Bank of Holly Springs

British Open not close

Six of the top 10 finishers in the 2019 British Open were European players. Eight of the top 12 were Euros. Fourteen of the top 19 finishers play the European Tour.

Appropriately, Irishman Shane Lowry was the winner at Royal Portrush on the northern coast of Northern Ireland.

For the most part, American players looked out of their comfort zone, out of their element.

They most assuredly were.

American David Duval, a former No. 1 in the world, shot a 91. He made a nonuple bogey, a 14 on a par 5.

I know the feeling. Two years ago, eight of us Mississippians made the golfing trip of a lifetime. We went to Ireland and Northern Ireland to play seven world class courses in nine days. We spent a lot of money, but we took a lot of shots for our money. We may have set a record: Most shots taken for dollars spent. It reached the point we would make our double bogeys and triple bogeys, make a short walk to the next tee, survey the situation and say, “Ah, lads, what fresh hell have we here?”

We traded a few dollars and beer bets back and forth, but the golf courses won every day, and it was not close.

For that matter, neither was this British Open close. Lowry, the bearded, burly Irishman, won by six shots. On Sunday, as the wind and rain blew so many Americans into golf’s version of Hades, Lowry seemed to look to the skies and the golf gods and say, “Is this all you’ve got?”

In America, we don’t play golf in weather like that. We go to the 19th hole.

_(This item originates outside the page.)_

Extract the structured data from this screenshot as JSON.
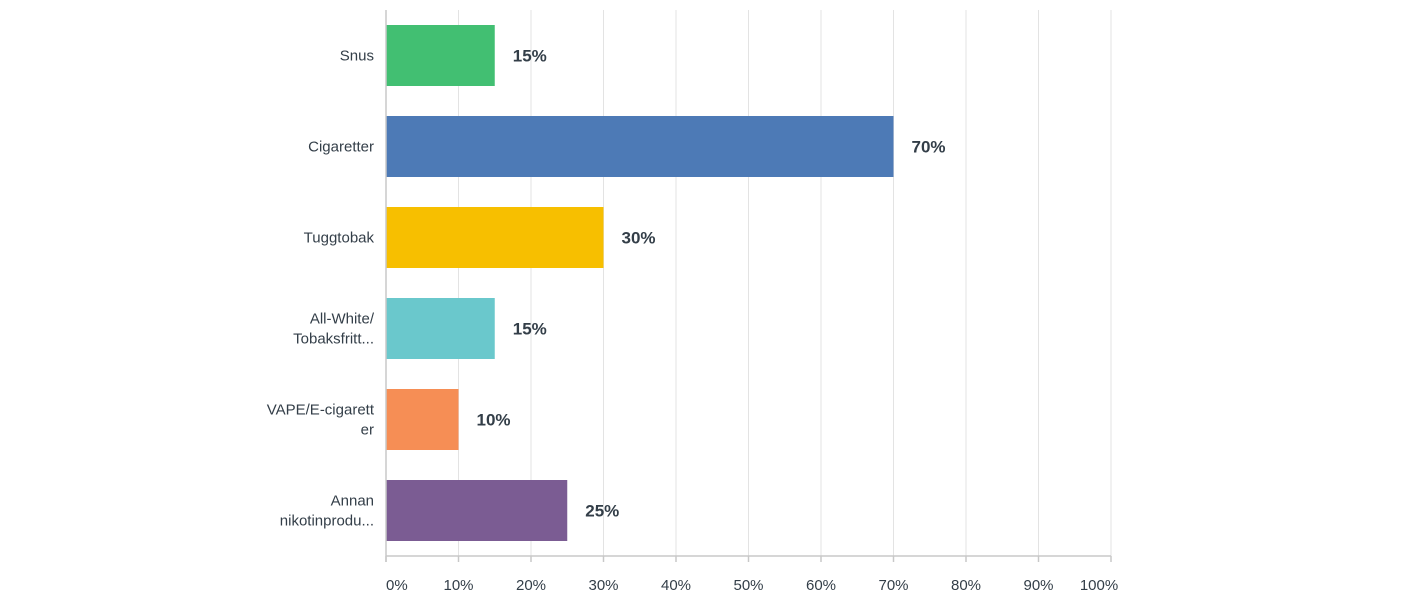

So many memories came flooding back watching the best American players go from deep bunkers, to dunes, to gorse, to heather and to other prickly grasses that will tear up your pants as well as your ego.

The wind blew our entire trip. After the third day, I asked the club pro at Ballybunion, “Does it always blow like this?”

His answer: “Ah lad, this is but a breeze today. This is not wind.”

At Royal County Down in Northern Ireland – the most difficult course I have ever played – we set what had to be a record for wardrobe changes during a round of golf. We seemingly experienced four seasons in four hours, going from cool, to cold, to warm, to wet, to dry, to warm again, to wet again and then shivering cold.

This was in June. I finally changed into and out of rain gear so often, I said, “The hell with it, I’ll just get wet.”

I got soaked.

Of the seven courses we played, Royal County Down reminded me most of Royal Portrush – the views of the Irish Sea, the elevation changes, the cliffs and the deep, deep bunkers. Our main concern in some of those bunkers wasn’t so much hitting our balls out, as climbing out ourselves.

Homefield advantage is an advantage in any sport – golf more so than others. Football fields, soccer pitches, basketball courts and tennis courts all have the same measurements, the same shapes and sizes. Golf is more in tune with nature, with the lay of the land. Truth be known, American tour players have an advantage over Europeans on more lush, manicured U.S. golf courses.

But in Ireland and Scotland: Advantage, Europeans. You can’t go over there for a week, or even two weeks, and get comfortable. Guys such as Lowry grew up playing links golf. He grew up playing in the wind and the rain, with the hard, close-cut fairways and the deep bunkers. Lowry even said it during his post-Open interview: “I just felt so much at home.”

Lowry, 32, seems a most noble and likable champion. The gallery clearly loved him. His fellow pros admired him, as well. The gallery sang anthems to him, even as he putted out on the 12th hole. By then, it was all over but the singing and the shouting and the celebrating – and there was plenty of all that.